Perhaps, one of the main consumer draws of FAST, other than it being free, is the fact that it has a lower ad load than that of traditional TV. FAST services are known to have an hourly ad load of between 8-10 minutes, and in some rare instances, lower, such as with Peacock who advertises a 5 minute ad load per hour to marketers. This is a competitive advantage to FAST services as traditional TV suffers from a 10-16 minute hourly ad load, which is a number that steadily continues to grow over time. Therefore, having a smaller load of commercials than the competition is one way to aid in the attracting of customers/audiences. However, it is quite possible the ad load for FAST services will grow larger given the increasing demand from advertisers.

To break that down further, the ad load is split between up to three partners explained below. 

  1. The FAST service. The service determines the proportion of time that is given to ads per hour on most channels, which depends on their agreement with the third-party supplier, which may have set ad load minimums or maximums for their channel. Fast services can sell on a greater scale than most lone channels, making them more appealing to buy and the reason why third party channels often agree to a rev share. However, for services like Peacock, for example, who owns and operates all channels on the service, there are no channel partners to share with, leaving them with more of the total share.
  2. The Connected Device. If the FAST service is used via a CTV or device that the service does not own/operate, the manufacturer (for example, Roku or Amazon) takes a proportion of the ad inventory to sell themselves in exchange for allowing the app to be available on their platform/device.
  3. The Third-Party FAST network. These networks have either an ad-share split or a revenue split with the service they are served on, but newer negotiations are reportedly tending toward revenue splits.

However, the majority of FAST viewing is done via CTVs or devices connected to TVs. For example, Pluto’s main source of viewing is via the aforementioned platforms and there’s little to say that this differs for other services, like Roku and Xumo.
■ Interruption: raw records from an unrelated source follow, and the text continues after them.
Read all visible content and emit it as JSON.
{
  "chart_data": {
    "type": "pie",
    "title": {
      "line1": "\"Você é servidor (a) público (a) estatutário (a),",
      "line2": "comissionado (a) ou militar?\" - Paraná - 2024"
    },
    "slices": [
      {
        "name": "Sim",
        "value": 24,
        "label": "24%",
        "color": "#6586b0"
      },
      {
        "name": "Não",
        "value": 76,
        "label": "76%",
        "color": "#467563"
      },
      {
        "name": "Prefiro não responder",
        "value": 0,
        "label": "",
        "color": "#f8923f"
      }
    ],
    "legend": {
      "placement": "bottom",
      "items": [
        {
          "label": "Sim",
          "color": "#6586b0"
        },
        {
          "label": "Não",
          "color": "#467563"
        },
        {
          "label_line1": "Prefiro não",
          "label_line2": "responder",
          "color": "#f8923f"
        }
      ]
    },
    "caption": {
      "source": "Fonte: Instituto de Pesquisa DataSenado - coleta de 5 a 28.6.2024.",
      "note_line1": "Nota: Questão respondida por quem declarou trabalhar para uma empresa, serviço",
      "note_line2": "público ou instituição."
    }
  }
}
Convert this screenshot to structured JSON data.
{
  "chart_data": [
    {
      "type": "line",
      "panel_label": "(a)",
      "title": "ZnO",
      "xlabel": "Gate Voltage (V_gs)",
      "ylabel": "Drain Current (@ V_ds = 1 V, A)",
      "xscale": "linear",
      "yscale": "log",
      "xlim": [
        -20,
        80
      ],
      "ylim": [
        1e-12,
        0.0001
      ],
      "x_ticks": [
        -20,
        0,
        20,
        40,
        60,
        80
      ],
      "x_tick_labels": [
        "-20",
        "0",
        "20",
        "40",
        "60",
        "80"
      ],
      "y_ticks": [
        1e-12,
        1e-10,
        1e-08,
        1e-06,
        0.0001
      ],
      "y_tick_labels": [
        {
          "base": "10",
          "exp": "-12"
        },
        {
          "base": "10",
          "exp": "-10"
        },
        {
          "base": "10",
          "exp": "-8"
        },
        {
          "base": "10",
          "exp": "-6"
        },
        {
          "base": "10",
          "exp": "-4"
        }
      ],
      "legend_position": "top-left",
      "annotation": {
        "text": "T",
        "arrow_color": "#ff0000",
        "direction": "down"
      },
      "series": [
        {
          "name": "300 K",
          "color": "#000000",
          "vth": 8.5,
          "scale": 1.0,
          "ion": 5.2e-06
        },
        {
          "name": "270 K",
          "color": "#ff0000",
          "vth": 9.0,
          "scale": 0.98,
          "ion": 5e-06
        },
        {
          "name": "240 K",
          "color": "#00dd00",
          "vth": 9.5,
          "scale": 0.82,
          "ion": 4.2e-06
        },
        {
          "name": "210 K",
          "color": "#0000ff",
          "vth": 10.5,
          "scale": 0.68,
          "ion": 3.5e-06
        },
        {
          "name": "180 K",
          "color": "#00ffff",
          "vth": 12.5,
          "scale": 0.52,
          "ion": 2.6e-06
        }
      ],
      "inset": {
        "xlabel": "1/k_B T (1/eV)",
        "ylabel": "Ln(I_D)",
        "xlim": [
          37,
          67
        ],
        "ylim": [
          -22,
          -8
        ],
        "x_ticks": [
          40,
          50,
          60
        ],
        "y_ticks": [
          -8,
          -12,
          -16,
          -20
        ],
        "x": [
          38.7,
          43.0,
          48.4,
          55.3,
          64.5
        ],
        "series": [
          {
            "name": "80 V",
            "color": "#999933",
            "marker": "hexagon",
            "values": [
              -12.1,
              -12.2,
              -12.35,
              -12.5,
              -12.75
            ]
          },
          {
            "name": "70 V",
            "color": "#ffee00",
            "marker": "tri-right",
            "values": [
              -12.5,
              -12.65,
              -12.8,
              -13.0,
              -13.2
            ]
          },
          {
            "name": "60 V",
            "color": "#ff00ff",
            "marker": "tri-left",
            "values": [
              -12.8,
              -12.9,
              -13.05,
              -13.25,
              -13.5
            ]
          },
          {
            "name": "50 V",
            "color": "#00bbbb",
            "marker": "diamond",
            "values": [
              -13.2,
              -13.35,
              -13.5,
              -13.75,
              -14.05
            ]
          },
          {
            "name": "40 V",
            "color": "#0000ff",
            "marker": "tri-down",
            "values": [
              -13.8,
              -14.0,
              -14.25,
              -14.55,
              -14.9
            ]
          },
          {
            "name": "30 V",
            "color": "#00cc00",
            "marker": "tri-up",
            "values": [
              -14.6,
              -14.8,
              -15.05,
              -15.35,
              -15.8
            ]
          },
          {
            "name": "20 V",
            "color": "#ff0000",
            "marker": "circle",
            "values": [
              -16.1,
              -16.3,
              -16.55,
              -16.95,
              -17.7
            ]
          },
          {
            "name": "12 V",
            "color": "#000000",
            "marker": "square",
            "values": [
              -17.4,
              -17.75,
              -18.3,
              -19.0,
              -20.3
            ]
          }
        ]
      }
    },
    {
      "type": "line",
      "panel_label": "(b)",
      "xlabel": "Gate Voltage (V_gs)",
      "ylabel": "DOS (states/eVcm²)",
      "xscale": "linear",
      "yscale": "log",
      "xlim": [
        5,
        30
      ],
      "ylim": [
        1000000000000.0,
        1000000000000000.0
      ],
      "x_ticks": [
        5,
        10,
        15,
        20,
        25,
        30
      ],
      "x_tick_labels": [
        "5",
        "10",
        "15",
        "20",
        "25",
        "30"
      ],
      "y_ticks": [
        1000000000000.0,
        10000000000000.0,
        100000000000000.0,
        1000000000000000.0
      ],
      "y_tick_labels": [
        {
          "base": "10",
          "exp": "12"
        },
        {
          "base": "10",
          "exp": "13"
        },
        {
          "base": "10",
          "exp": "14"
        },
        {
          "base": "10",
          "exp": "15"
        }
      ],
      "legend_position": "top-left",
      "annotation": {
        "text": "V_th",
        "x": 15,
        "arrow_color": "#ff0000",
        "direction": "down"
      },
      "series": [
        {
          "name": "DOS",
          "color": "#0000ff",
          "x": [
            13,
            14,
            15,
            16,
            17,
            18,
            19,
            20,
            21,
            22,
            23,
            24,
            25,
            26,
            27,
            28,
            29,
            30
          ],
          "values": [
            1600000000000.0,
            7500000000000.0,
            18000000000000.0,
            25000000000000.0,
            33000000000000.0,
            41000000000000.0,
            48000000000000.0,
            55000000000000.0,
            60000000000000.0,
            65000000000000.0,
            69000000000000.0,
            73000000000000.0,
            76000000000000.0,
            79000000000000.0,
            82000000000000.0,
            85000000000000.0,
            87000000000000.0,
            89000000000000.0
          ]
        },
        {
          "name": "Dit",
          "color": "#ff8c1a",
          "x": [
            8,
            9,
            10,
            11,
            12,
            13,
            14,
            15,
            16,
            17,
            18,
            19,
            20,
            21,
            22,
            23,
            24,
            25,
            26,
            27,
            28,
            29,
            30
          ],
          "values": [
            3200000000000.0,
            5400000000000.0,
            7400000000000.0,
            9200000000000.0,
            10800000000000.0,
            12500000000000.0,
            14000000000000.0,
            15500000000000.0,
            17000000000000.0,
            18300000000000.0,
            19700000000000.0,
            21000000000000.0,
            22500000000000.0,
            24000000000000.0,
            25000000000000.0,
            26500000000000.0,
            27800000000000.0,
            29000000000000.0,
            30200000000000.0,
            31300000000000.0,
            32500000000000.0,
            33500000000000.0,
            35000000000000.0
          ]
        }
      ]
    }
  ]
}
Viewing via a connected TV or device is appealing to advertisers because it is both measurable and targetable on a 1:1 basis, something currently out of reach for traditional TV. And this helps to provide room for dynamically inserted, or addressable ads, which carry a higher advertising CPM than regular ads do. 

To quote another reliable source, in an interview with, Xumo CEO, Colin Petrie-Norris, highlighted the benefits of offering addressable ads by saying, “instead of buying against traditional shows or dayparts, OTT ads can be purchased to match demographic or lifestyle traits. Data can be collected about which shows viewers watch, when they watch them, and the amount of time they watch them.” With higher revenues on the line, the current con of advertising via FAST is the lack of transparency around audience measurement, as well as the lack of standardization.

All in all, FAST is relatively new and evolving every day. But, it is certainly a service that should be heavily watched with positive anticipation, especially for advertisers. Let’s see where this goes!